Many WordPress security plugins don’t actually have any protection against vulnerabilities in other plugins being exploited. That doesn’t mean the developers don’t promote the plugin as if it they do. One very popular plugin that doesn’t offer protection markets the plugin with the claim that with it you can “stop attacks on your website”. With another, less popular plugin, it is marketed with the claim that it will “prevent 0-day exploit attacks” despite not offering protection.

There isn’t an innocent explanation for developers of those plugins to be claiming to offer protection that they don’t offer.

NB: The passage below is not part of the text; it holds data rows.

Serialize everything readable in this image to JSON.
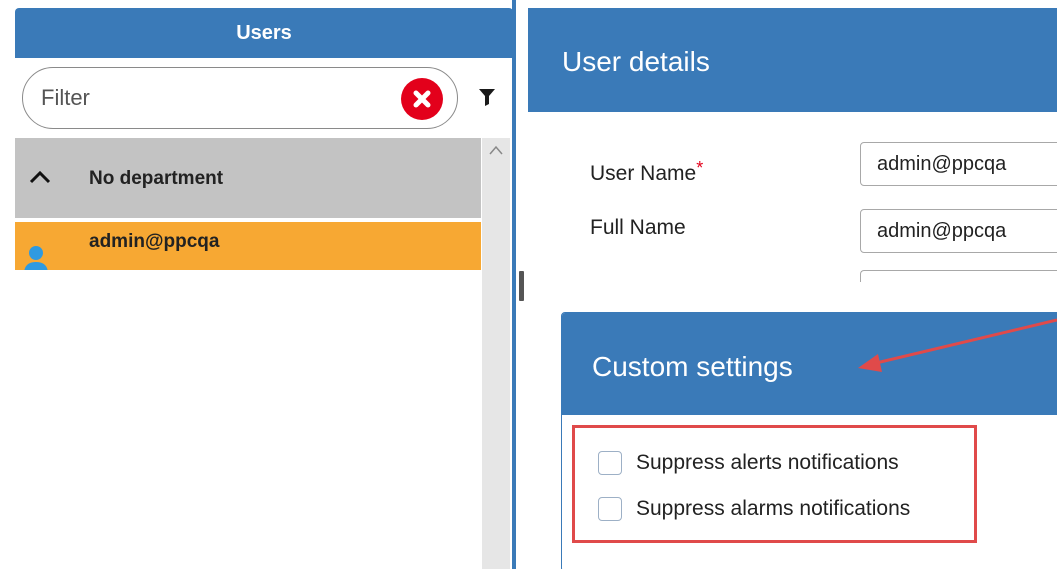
{
  "left_panel": {
    "title": "Users",
    "filter": {
      "placeholder": "Filter",
      "value": "",
      "clear_icon": "clear-icon",
      "filter_icon": "funnel-icon"
    },
    "groups": [
      {
        "label": "No department",
        "expanded": true,
        "icon": "chevron-up-icon",
        "users": [
          {
            "label": "admin@ppcqa",
            "icon": "user-icon",
            "selected": true
          }
        ]
      }
    ]
  },
  "right_panel": {
    "title": "User details",
    "fields": [
      {
        "label": "User Name",
        "required_mark": "*",
        "value": "admin@ppcqa"
      },
      {
        "label": "Full Name",
        "value": "admin@ppcqa"
      }
    ],
    "custom_settings": {
      "title": "Custom settings",
      "options": [
        {
          "label": "Suppress alerts notifications",
          "checked": false
        },
        {
          "label": "Suppress alarms notifications",
          "checked": false
        }
      ]
    }
  },
  "colors": {
    "header_blue": "#3a7ab8",
    "selected_row": "#f7a833",
    "group_row": "#c3c3c3",
    "annotation_red": "#e04a4a",
    "clear_red": "#e3001b"
  }
}
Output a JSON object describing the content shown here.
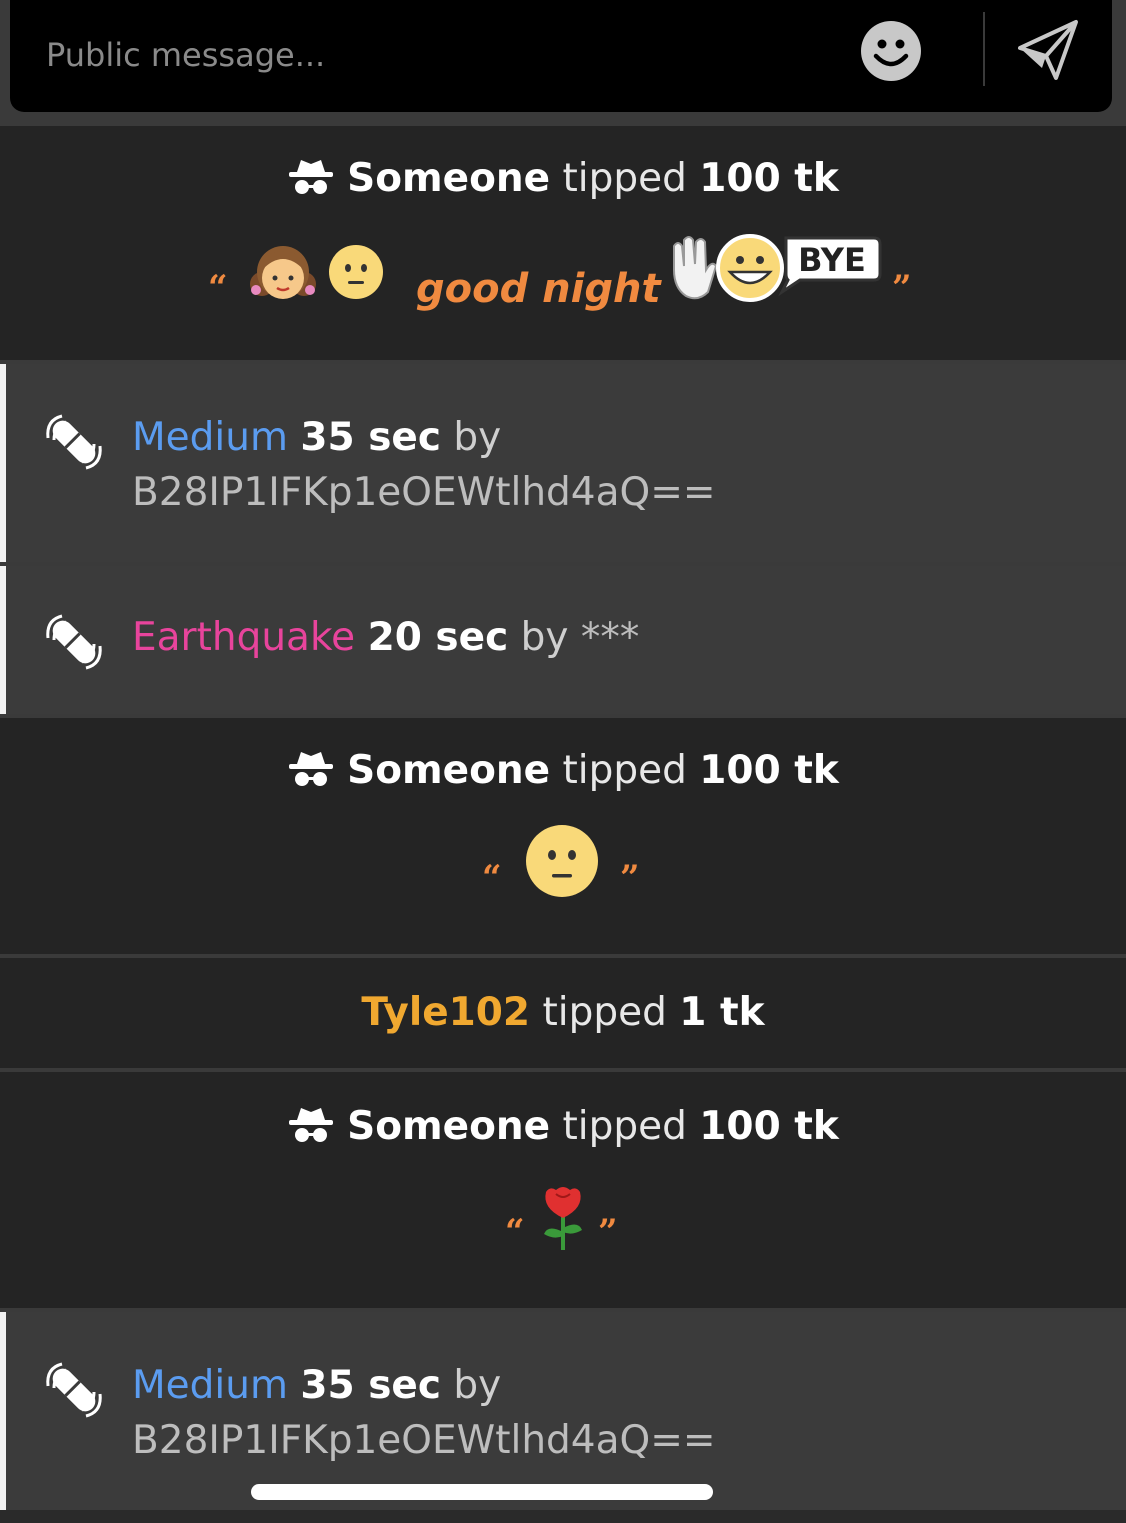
{
  "composer": {
    "placeholder": "Public message...",
    "emoji_icon": "smiley-icon",
    "send_icon": "paper-plane-icon"
  },
  "feed": [
    {
      "type": "tip",
      "tipper": "Someone",
      "verb": "tipped",
      "amount": "100 tk",
      "message": {
        "open_quote": "“",
        "text": "good night",
        "close_quote": "”",
        "emojis_before": [
          "girl-emoji",
          "neutral-face-emoji"
        ],
        "emojis_after": [
          "waving-bye-emoji"
        ],
        "sticker_text": "BYE"
      }
    },
    {
      "type": "toy",
      "level": "Medium",
      "duration": "35 sec",
      "by": "by",
      "sender": "B28IP1IFKp1eOEWtlhd4aQ=="
    },
    {
      "type": "toy",
      "level": "Earthquake",
      "duration": "20 sec",
      "by": "by",
      "sender": "***"
    },
    {
      "type": "tip",
      "tipper": "Someone",
      "verb": "tipped",
      "amount": "100 tk",
      "message": {
        "open_quote": "“",
        "close_quote": "”",
        "emojis": [
          "neutral-face-emoji"
        ]
      }
    },
    {
      "type": "tip",
      "tipper": "Tyle102",
      "verb": "tipped",
      "amount": "1 tk"
    },
    {
      "type": "tip",
      "tipper": "Someone",
      "verb": "tipped",
      "amount": "100 tk",
      "message": {
        "open_quote": "“",
        "close_quote": "”",
        "emojis": [
          "rose-emoji"
        ]
      }
    },
    {
      "type": "toy",
      "level": "Medium",
      "duration": "35 sec",
      "by": "by",
      "sender": "B28IP1IFKp1eOEWtlhd4aQ=="
    }
  ],
  "colors": {
    "level_medium": "#5b9cf0",
    "level_earthquake": "#e8449c",
    "tipper_named": "#f0a830",
    "quote": "#f08a40"
  }
}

Either the developer is lying or they have no credible reason to believe that it offers protection.

Their Protection is Completely Broken

The most surprising issue is one that wouldn’t have occurred to us, but that the testing showed to be happening. That is, that plugins have protection, but it is completely broken.

In one case, we found that if we configured the plugin as recommended by the developer, the protection was broken for two different reasons.

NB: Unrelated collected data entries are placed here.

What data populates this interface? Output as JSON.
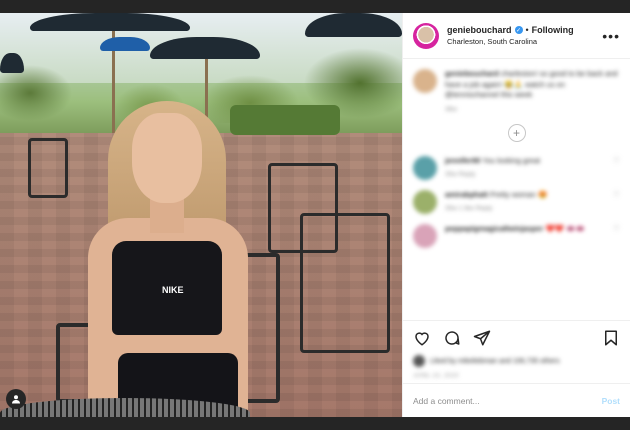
{
  "post": {
    "username": "geniebouchard",
    "separator": "•",
    "follow_status": "Following",
    "location": "Charleston, South Carolina",
    "more_icon": "more-horizontal-icon",
    "photo_brand_text": "NIKE"
  },
  "comments": [
    {
      "user": "geniebouchard",
      "text": "charleston! so good to be back and have a job again! 😂🙏 watch us on @tennischannel this week",
      "meta": "36w",
      "avatar_color": "#d9b38c"
    },
    {
      "user": "jennifer90",
      "text": "You looking great",
      "meta": "35w   Reply",
      "avatar_color": "#5aa0a8"
    },
    {
      "user": "amirabphatt",
      "text": "Pretty woman 😍",
      "meta": "35w   1 like   Reply",
      "avatar_color": "#9bb06a"
    },
    {
      "user": "peppapigmagicaltwinjasper",
      "text": "❤️❤️ 👄👄",
      "meta": "",
      "avatar_color": "#d9a3b8"
    }
  ],
  "actions": {
    "like_icon": "heart-icon",
    "comment_icon": "comment-icon",
    "share_icon": "share-icon",
    "save_icon": "bookmark-icon",
    "likes_text": "Liked by mikeliebman and 106,735 others",
    "date": "JUNE 23, 2020"
  },
  "add_comment": {
    "placeholder": "Add a comment...",
    "post_label": "Post"
  },
  "colors": {
    "verified": "#3897f0",
    "post_button": "#b2dffc",
    "story_ring": "#d6249f"
  }
}
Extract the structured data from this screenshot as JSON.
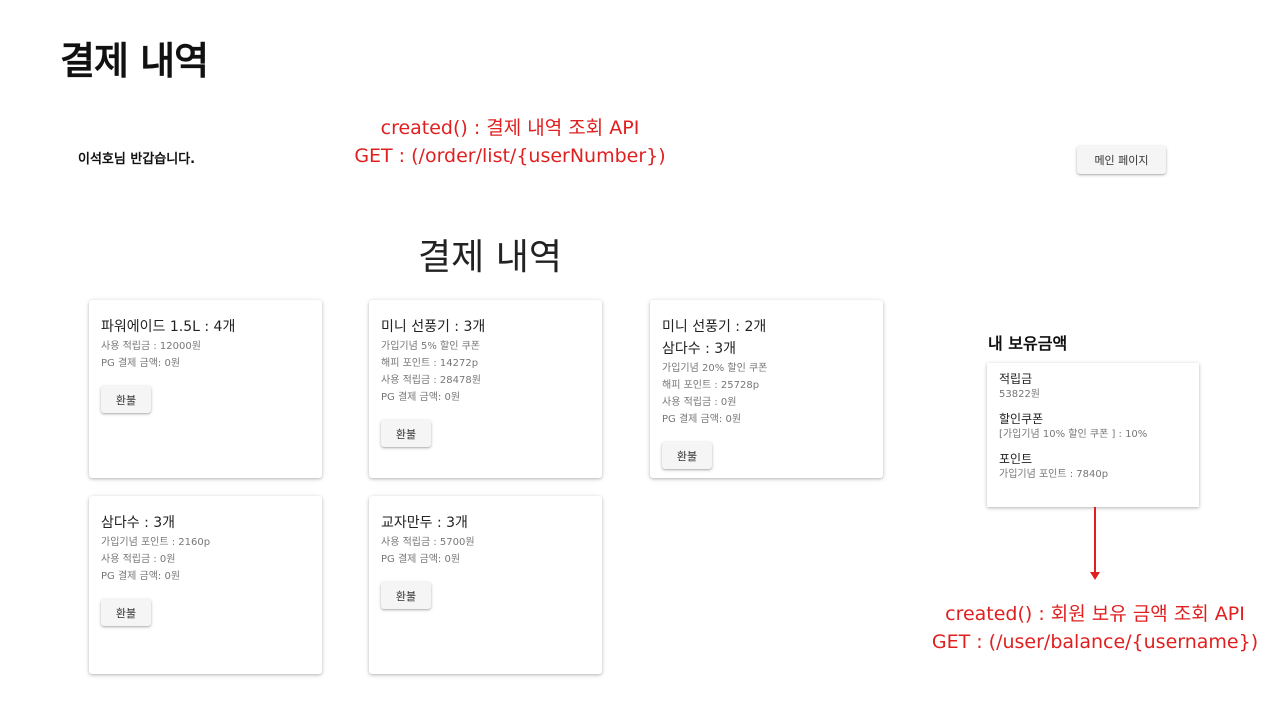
{
  "slide_title": "결제 내역",
  "annotations": {
    "top": [
      "created() :  결제 내역 조회 API",
      "GET : (/order/list/{userNumber})"
    ],
    "bottom": [
      "created() : 회원 보유 금액 조회 API",
      "GET : (/user/balance/{username})"
    ]
  },
  "header": {
    "greeting": "이석호님 반갑습니다.",
    "main_page_button": "메인 페이지"
  },
  "page_heading": "결제 내역",
  "refund_label": "환불",
  "orders": [
    {
      "titles": [
        "파워에이드 1.5L : 4개"
      ],
      "details": [
        "사용 적립금 : 12000원",
        "PG 결제 금액: 0원"
      ]
    },
    {
      "titles": [
        "미니 선풍기 : 3개"
      ],
      "details": [
        "가입기념 5% 할인 쿠폰",
        "해피 포인트 : 14272p",
        "사용 적립금 : 28478원",
        "PG 결제 금액: 0원"
      ]
    },
    {
      "titles": [
        "미니 선풍기 : 2개",
        "삼다수 : 3개"
      ],
      "details": [
        "가입기념 20% 할인 쿠폰",
        "해피 포인트 : 25728p",
        "사용 적립금 : 0원",
        "PG 결제 금액: 0원"
      ]
    },
    {
      "titles": [
        "삼다수 : 3개"
      ],
      "details": [
        "가입기념 포인트 : 2160p",
        "사용 적립금 : 0원",
        "PG 결제 금액: 0원"
      ]
    },
    {
      "titles": [
        "교자만두 : 3개"
      ],
      "details": [
        "사용 적립금 : 5700원",
        "PG 결제 금액: 0원"
      ]
    }
  ],
  "balance": {
    "title": "내 보유금액",
    "sections": [
      {
        "label": "적립금",
        "value": "53822원"
      },
      {
        "label": "할인쿠폰",
        "value": "[가입기념 10% 할인 쿠폰 ] : 10%"
      },
      {
        "label": "포인트",
        "value": "가입기념 포인트 : 7840p"
      }
    ]
  },
  "colors": {
    "annotation": "#e02020",
    "text_primary": "#222222",
    "text_secondary": "#777777"
  }
}
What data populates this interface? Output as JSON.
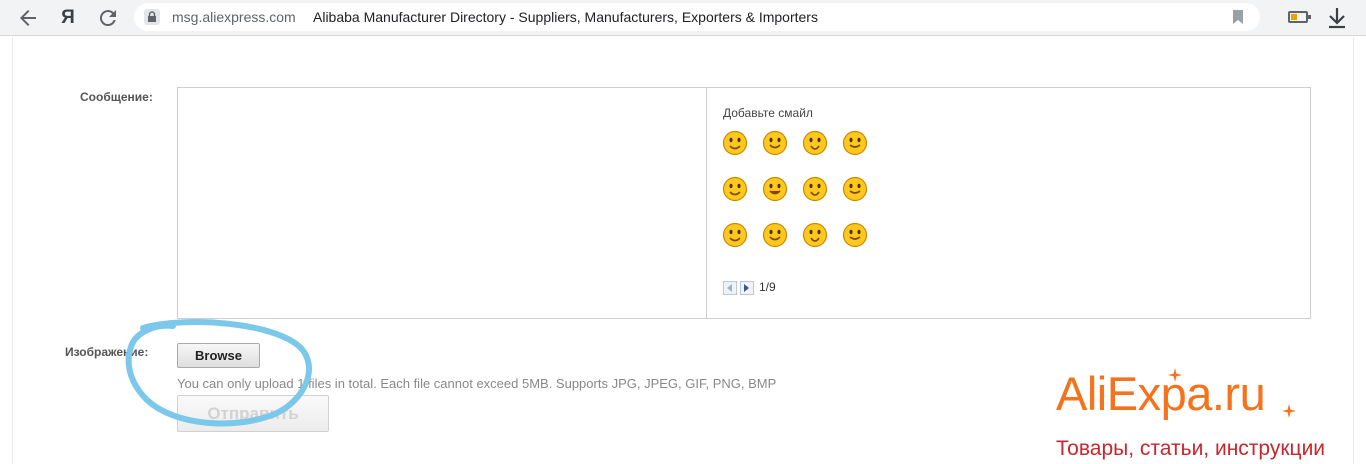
{
  "browser": {
    "url": "msg.aliexpress.com",
    "page_title": "Alibaba Manufacturer Directory - Suppliers, Manufacturers, Exporters & Importers",
    "yandex_label": "Я",
    "battery_level": 0.45
  },
  "form": {
    "message_label": "Сообщение:",
    "smiles_title": "Добавьте смайл",
    "smiles_page": "1/9",
    "image_label": "Изображение:",
    "browse_label": "Browse",
    "upload_hint": "You can only upload 1 files in total. Each file cannot exceed 5MB. Supports JPG, JPEG, GIF, PNG, BMP",
    "send_label": "Отправить"
  },
  "brand": {
    "logo_text": "AliExpa",
    "logo_suffix": ".ru",
    "subtitle": "Товары, статьи, инструкции",
    "colors": {
      "logo": "#f4731c",
      "subtitle": "#c9252c"
    }
  },
  "annotation": {
    "circle_color": "#7cc8ea"
  }
}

In another case, we found that changes made by the developer broke all the protection had provided.

That the developers don’t notice this strongly suggests they are not testing out the plugins’ protection.

They Only Offer Protection Against a Limited Number of Kinds of Vulnerabilities

Once you get past the plugins that don’t offer any protection or have protection that is totally broken, you are left with mostly plugins that provide protection against a limited range of types of attacks. Among the types of vulnerabilities they lack protection against, but could, are some of the most widely exploited types. A lot of the work to provide protection against those has already be done for the developers, as other plugin developers have figured out that protection could be provided and have implemented. Despite that, we are not seeing almost any expansions of protection being made by most developers.

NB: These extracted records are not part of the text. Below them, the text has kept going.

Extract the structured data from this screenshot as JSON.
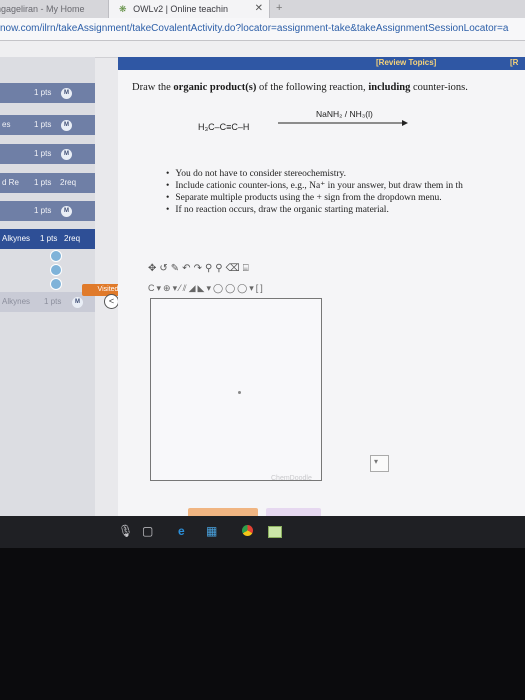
{
  "browser": {
    "tabs": [
      {
        "label": "ngageliran - My Home",
        "active": false
      },
      {
        "label": "OWLv2 | Online teachin",
        "active": true
      }
    ],
    "url": "now.com/ilrn/takeAssignment/takeCovalentActivity.do?locator=assignment-take&takeAssignmentSessionLocator=a"
  },
  "leftnav": {
    "rows": [
      {
        "label": "",
        "pts": "1 pts",
        "req": "",
        "badge": "M"
      },
      {
        "label": "es",
        "pts": "1 pts",
        "req": "",
        "badge": "M"
      },
      {
        "label": "",
        "pts": "1 pts",
        "req": "",
        "badge": "M"
      },
      {
        "label": "d Re",
        "pts": "1 pts",
        "req": "2req",
        "badge": ""
      },
      {
        "label": "",
        "pts": "1 pts",
        "req": "",
        "badge": "M"
      },
      {
        "label": "Alkynes",
        "pts": "1 pts",
        "req": "2req",
        "badge": ""
      },
      {
        "label": "Alkynes",
        "pts": "1 pts",
        "req": "",
        "badge": "M"
      }
    ],
    "visited_label": "Visited",
    "back_icon": "<"
  },
  "main": {
    "review_link": "[Review Topics]",
    "review_right": "[R",
    "question_pre": "Draw the ",
    "question_b1": "organic product(s)",
    "question_mid": " of the following reaction, ",
    "question_b2": "including",
    "question_post": " counter-ions.",
    "reactant": "H₃C–C≡C–H",
    "reagent": "NaNH₂ / NH₃(l)",
    "bullets": [
      "You do not have to consider stereochemistry.",
      "Include cationic counter-ions, e.g., Na⁺ in your answer, but draw them in th",
      "Separate multiple products using the + sign from the dropdown menu.",
      "If no reaction occurs, draw the organic starting material."
    ],
    "watermark": "ChemDoodle"
  },
  "colors": {
    "nav_blue": "#6f7fa6",
    "nav_active": "#2e4f96",
    "review_bar": "#2f57a4",
    "visited_orange": "#e07a2a"
  }
}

As an example of that, we did two tests six years apart of a type of vulnerability that is guaranteed to have exploitation attempts, arbitrary file upload. That allows a hacker to upload arbitrary files. Usually they would use that to upload .php files and then cause the code in them to run. In its common form, that is easy to stop from being exploited. Despite the ease of doing that, in a test we did last year, only 4 of 31 plugins provided protection. In a previous test we did seven years ago, only 3 of 12 plugins provided protection.

Configuring the Plugin to Provide Its Best Protection Isn’t Made Easy

Normally, in our testing, we try to enable any feature of a security plugin that might provide protection. That creates the possibility that our testing shows plugins offering more protection than they normally would. The risk of that varies. Recent testing we did showed that among the best performing security plugins some don’t require any setup beyond activating them to provide most or all of their protection, while others offer none without additional configuration. With one of those plugins, testing we did last year found that the plugin provides significantly less protection when configured with its recommended settings than how we configure it.

Their Protection is Only Active in Limited Circumstances

In some of the testing we have done, we have been surprised to see that plugins fail to protect against vulnerabilities, as we know that plugin provides protection for that type of vulnerability. In reviewing what happened, to make sure there wasn’t a mistake in our testing, we have found that the protection exists, but it isn’t active in situations it should have. What that indicates is that the developers are not doing proper testing. Once they have implemented protection for a type of attack, they need to test it out to make sure the protection works against real world instances of the vulnerability type. When they don’t do that, you get the lack of protection shown in the testing.

Avoiding These Pitfalls

With any security solution, what you want to look for is evidence, preferably from independent testing, that the solution provides effective protection. If you instead rely on vague marketing claims, you can end up, as many WordPress websites do, relying on a solution that doesn’t provide the protection it claims to offer and that other solutions do offer.

With WordPress security plugins, we do testing to see how our and other security plugins do. As far as we are aware, we are the only ones doing that type of testing. In line with that, what our testing shows pretty clearly is that other plugin developers are not doing the same testing, so the protection they offer is significantly below where it could be.

Your best option with WordPress security plugins is to stick to ones that testing show provides more protection than others. More awareness that these plugins are not delivering the results they could, likely would spur needed improvement. Spreading the word about our testing would help with that.

Contrary to a widely held belief, WordPress security plugins can provide protection that other solutions, including web application firewalls (WAFs) can’t. So relying on them instead isn’t the solution, especially when the developers are not showing any evidence they provide effective protection either.